Repository files navigation

Rosettepedia

This repository includes Python code demonstrating how to combine Rosette API entity-extraction results with results from the MediaWiki API to provide additional information about entities based on information available in Wikipedia Infoboxes and Wikidata.

Setup

Installing Dependencies with Virtualenv

The script is written for Python 3. If you are alright with installing external Python packages globally, you may skip this section.

You can install the dependencies using virtualenv so that you don't alter your global site packages.

The process for installing the dependencies using virtualenv is as follows for bash or similar shells:

Ensure your virtualenv is up to date.

$ pip install -U virtualenv

Note: You may need to use pip3 depending on your Python installation.

cd into the repository directory (where this README.md file is located) and create a Python 3 virtual environment with:

$ python3 $(which virtualenv) .

Activate the virtual environment:

$ source bin/activate

Once you've activated the virtual environment you can proceed to install the requirements safely without affecting your globabl site packages.

Installing the Dependencies

You can install the dependencies via pip (or pip3 depending on your installation of Python 3) as follows using the provided requirements.txt:

$ pip install -r requirements.txt

Running rosettepedia.py

You can use the script from the commandline as follows:

./rosettepedia.py -h
usage: rosettepedia.py [-h] [-i INPUT] [-u] [-k KEY] [-a API_URL]
                       [-l LANGUAGE] -w WIKIPEDIA_LANGUAGE [-v]
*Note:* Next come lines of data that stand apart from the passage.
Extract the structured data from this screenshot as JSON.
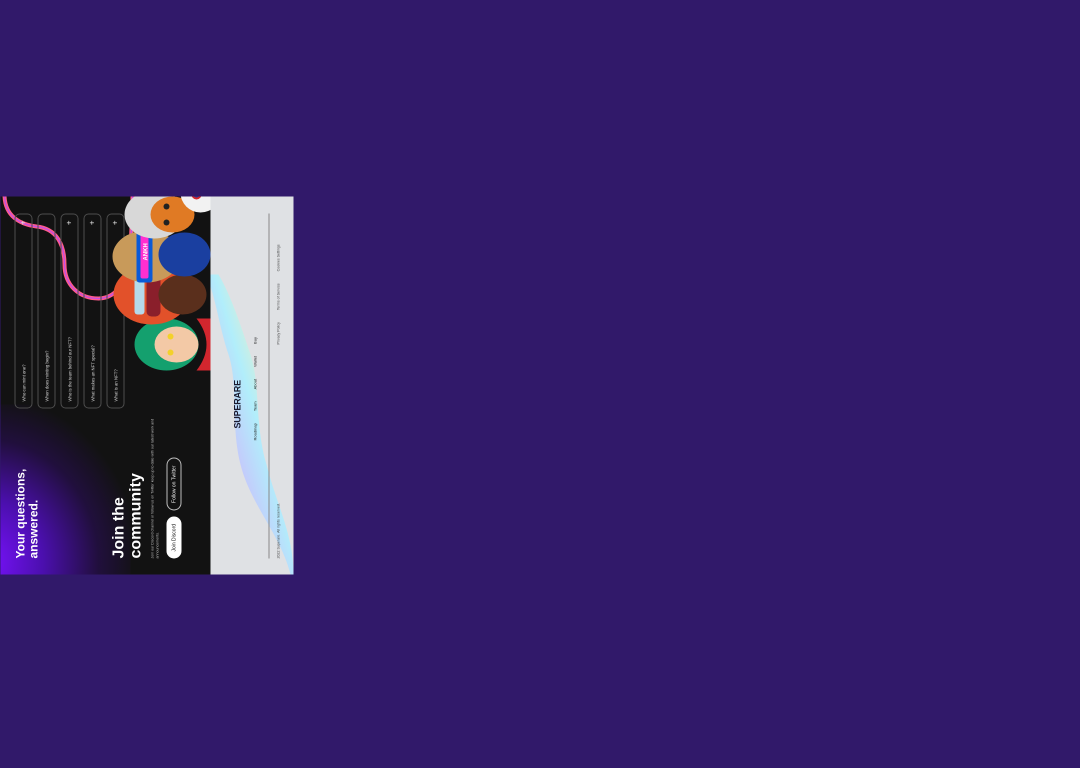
{
  "faq": {
    "title": "Your questions, answered.",
    "items": [
      {
        "question": "Who can mint one?"
      },
      {
        "question": "When does minting begin?"
      },
      {
        "question": "Who is the team behind our NFT?"
      },
      {
        "question": "What makes an NFT special?"
      },
      {
        "question": "What is an NFT?"
      }
    ]
  },
  "community": {
    "title": "Join the community",
    "description": "Join our Discord channel or follow us on Twitter keep up to date with our latest work and announcements.",
    "primary_button": "Join Discord",
    "secondary_button": "Follow on Twitter",
    "hero_caption": "ANKH"
  },
  "footer": {
    "brand": "SUPERARE",
    "nav": [
      "Roadmap",
      "Team",
      "About",
      "Wallet",
      "Buy"
    ],
    "copyright": "2022 Superare. All rights reserved.",
    "legal": [
      "Privacy Policy",
      "Terms of Service",
      "Cookies Settings"
    ]
  },
  "colors": {
    "background": "#31196a",
    "dark_section": "#121212",
    "accent_purple": "#7a12ff",
    "accent_pink": "#ff5c8a",
    "footer_bg": "#dfe1e4"
  }
}
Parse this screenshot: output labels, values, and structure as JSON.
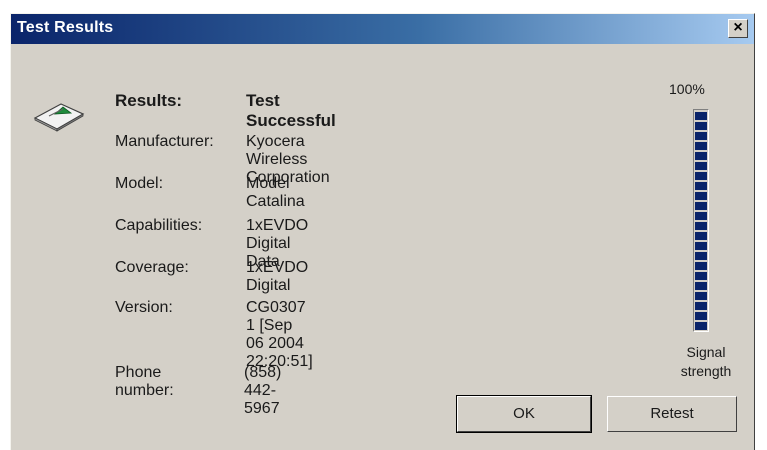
{
  "window": {
    "title": "Test Results",
    "close_label": "×"
  },
  "results": {
    "results_label": "Results:",
    "results_value": "Test Successful",
    "manufacturer_label": "Manufacturer:",
    "manufacturer_value": "Kyocera Wireless Corporation",
    "model_label": "Model:",
    "model_value": "Model Catalina",
    "capabilities_label": "Capabilities:",
    "capabilities_value": "1xEVDO Digital Data",
    "coverage_label": "Coverage:",
    "coverage_value": "1xEVDO Digital",
    "version_label": "Version:",
    "version_value": "CG0307  1  [Sep 06 2004 22:20:51]",
    "phone_label": "Phone number:",
    "phone_value": "(858) 442-5967"
  },
  "signal": {
    "percent_label": "100%",
    "caption_line1": "Signal",
    "caption_line2": "strength",
    "level_fraction": 1.0
  },
  "buttons": {
    "ok_label": "OK",
    "retest_label": "Retest"
  },
  "icons": {
    "device": "wireless-card-icon",
    "close": "close-icon"
  },
  "colors": {
    "titlebar_start": "#0a246a",
    "titlebar_end": "#a6caf0",
    "signal_fill": "#0a246a",
    "dialog_background": "#d4d0c8"
  }
}
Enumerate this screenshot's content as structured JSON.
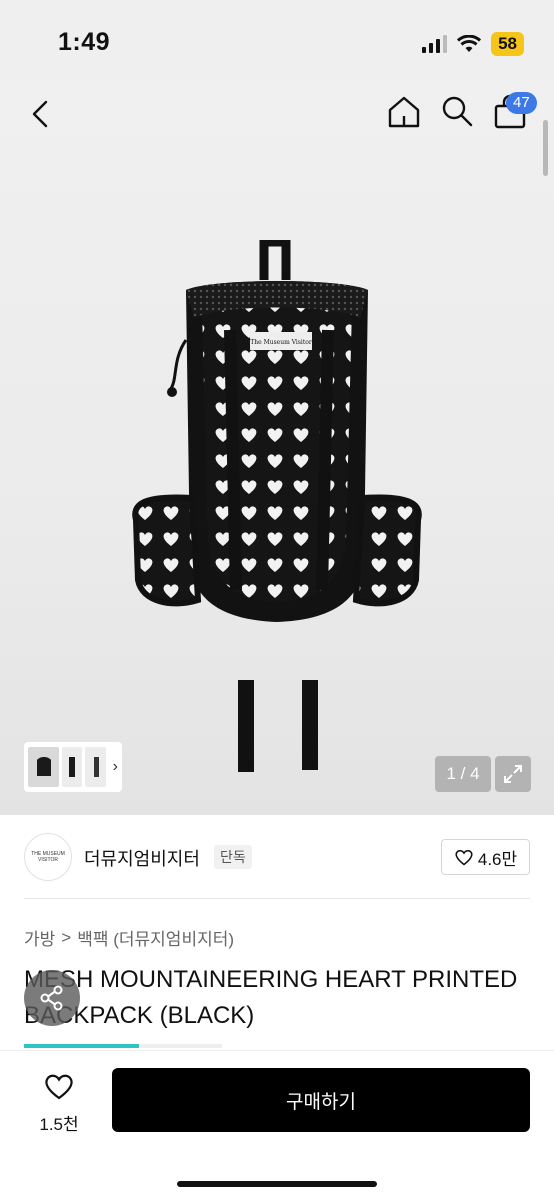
{
  "status": {
    "time": "1:49",
    "battery": "58"
  },
  "nav": {
    "cart_count": "47"
  },
  "gallery": {
    "pager": "1 / 4",
    "logo_text": "The Museum Visitor"
  },
  "brand": {
    "name": "더뮤지엄비지터",
    "tag": "단독",
    "likes": "4.6만",
    "logo_text": "THE MUSEUM VISITOR"
  },
  "breadcrumb": {
    "category": "가방",
    "separator": ">",
    "subcategory": "백팩 (더뮤지엄비지터)"
  },
  "product": {
    "title": "MESH MOUNTAINEERING HEART PRINTED BACKPACK (BLACK)"
  },
  "scroll_progress": 0.58,
  "bottom": {
    "wish_count": "1.5천",
    "buy_label": "구매하기"
  },
  "icons": [
    "back-icon",
    "home-icon",
    "search-icon",
    "cart-icon",
    "heart-icon",
    "expand-icon",
    "share-icon",
    "chevron-right-icon",
    "wifi-icon",
    "signal-icon"
  ]
}
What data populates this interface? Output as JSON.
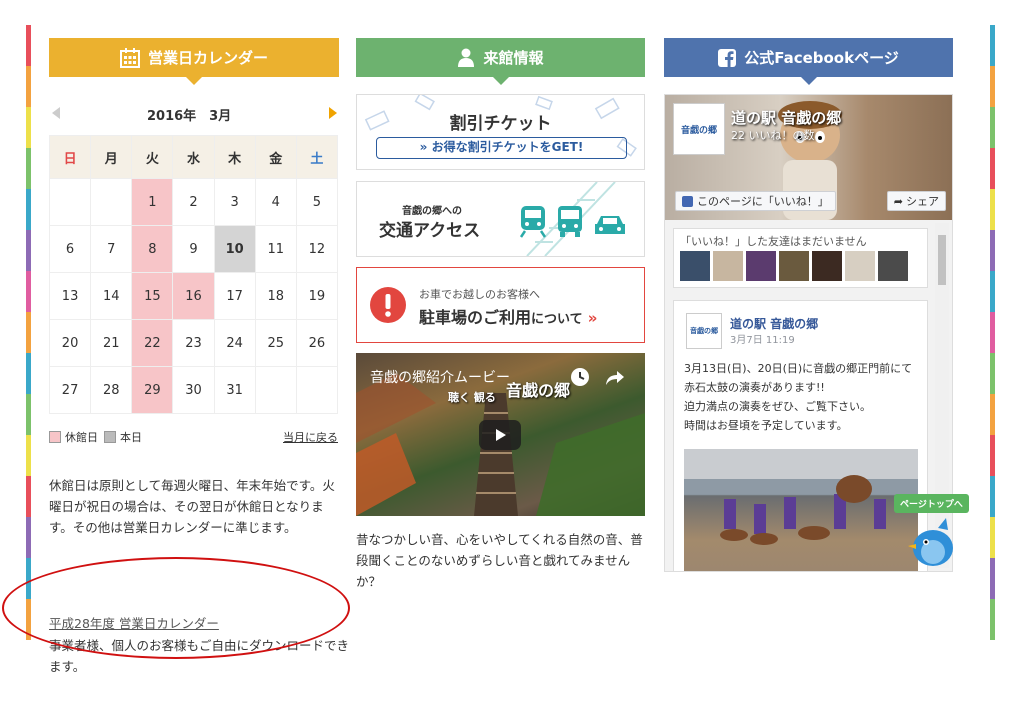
{
  "calendar_panel": {
    "header_title": "営業日カレンダー",
    "header_icon": "calendar-icon",
    "month_label": "2016年　3月",
    "weekdays": [
      "日",
      "月",
      "火",
      "水",
      "木",
      "金",
      "土"
    ],
    "weeks": [
      [
        "",
        "",
        "1",
        "2",
        "3",
        "4",
        "5"
      ],
      [
        "6",
        "7",
        "8",
        "9",
        "10",
        "11",
        "12"
      ],
      [
        "13",
        "14",
        "15",
        "16",
        "17",
        "18",
        "19"
      ],
      [
        "20",
        "21",
        "22",
        "23",
        "24",
        "25",
        "26"
      ],
      [
        "27",
        "28",
        "29",
        "30",
        "31",
        "",
        ""
      ]
    ],
    "closed_days": [
      "1",
      "8",
      "15",
      "16",
      "22",
      "29"
    ],
    "today": "10",
    "legend_closed": "休館日",
    "legend_today": "本日",
    "back_link": "当月に戻る",
    "note": "休館日は原則として毎週火曜日、年末年始です。火曜日が祝日の場合は、その翌日が休館日となります。その他は営業日カレンダーに準じます。",
    "download_link": "平成28年度 営業日カレンダー",
    "download_text": "事業者様、個人のお客様もご自由にダウンロードできます。"
  },
  "info_panel": {
    "header_title": "来館情報",
    "header_icon": "person-icon",
    "ticket_title": "割引チケット",
    "ticket_button": "» お得な割引チケットをGET!",
    "access_sub": "音戯の郷への",
    "access_title": "交通アクセス",
    "parking_sub": "お車でお越しのお客様へ",
    "parking_title": "駐車場のご利用",
    "parking_suffix": "について",
    "video_title": "音戯の郷紹介ムービー",
    "video_overlay": "音戯の郷",
    "video_overlay_sub": "聴く  観る",
    "description": "昔なつかしい音、心をいやしてくれる自然の音、普段聞くことのないめずらしい音と戯れてみませんか？"
  },
  "facebook_panel": {
    "header_title": "公式Facebookページ",
    "header_icon": "facebook-icon",
    "page_name": "道の駅 音戯の郷",
    "likes": "22 いいね！の数",
    "like_button": "このページに「いいね！」",
    "share_button": "シェア",
    "friends_text": "「いいね！」した友達はまだいません",
    "post_author": "道の駅 音戯の郷",
    "post_date": "3月7日 11:19",
    "post_text": "3月13日(日)、20日(日)に音戯の郷正門前にて赤石太鼓の演奏があります!!\n迫力満点の演奏をぜひ、ご覧下さい。\n時間はお昼頃を予定しています。",
    "logo_text": "音戯の郷",
    "page_top_label": "ページトップへ"
  },
  "colors": {
    "calendar_header": "#ebb12f",
    "info_header": "#6db26f",
    "facebook_header": "#4f73ad",
    "closed": "#f7c5c8",
    "today": "#d4d4d4",
    "alert_red": "#e2463f",
    "teal": "#2aaaa8",
    "circle": "#d01010"
  }
}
Augment Rosette API entity extraction results with information from Wikipedia.

optional arguments:
  -h, --help            show this help message and exit
  -i INPUT, --input INPUT
                        Path to a file containing input data (if not specified
                        data is read from stdin) (default: None)
  -u, --content-uri     Specify that the input is a URI (otherwise load text
                        from file) (default: False)
  -k KEY, --key KEY     Rosette API Key (default: None)
  -a API_URL, --api-url API_URL
                        Alternative Rosette API URL (default:
                        https://api.rosette.com/rest/v1/)
  -l LANGUAGE, --language LANGUAGE
                        A three-letter (ISO 639-2 T) code that will override
                        automatic language detection (default: None)
  -w WIKIPEDIA_LANGUAGE, --wikipedia-language WIKIPEDIA_LANGUAGE
                        A three-letter (ISO 639-2 T) code that determines
                        which Wikipedia language to use for looking up Infobox
                        information if available (default: None)
  -v, --verbose, --adm  Output verbosely (i.e., get the full Annotated Data
                        Model (ADM) as JSON) (default: False)

Note: If you prefer not to enter your Rosette API key every time you run the script you can set up an environment variable $ROSETTE_USER_KEY.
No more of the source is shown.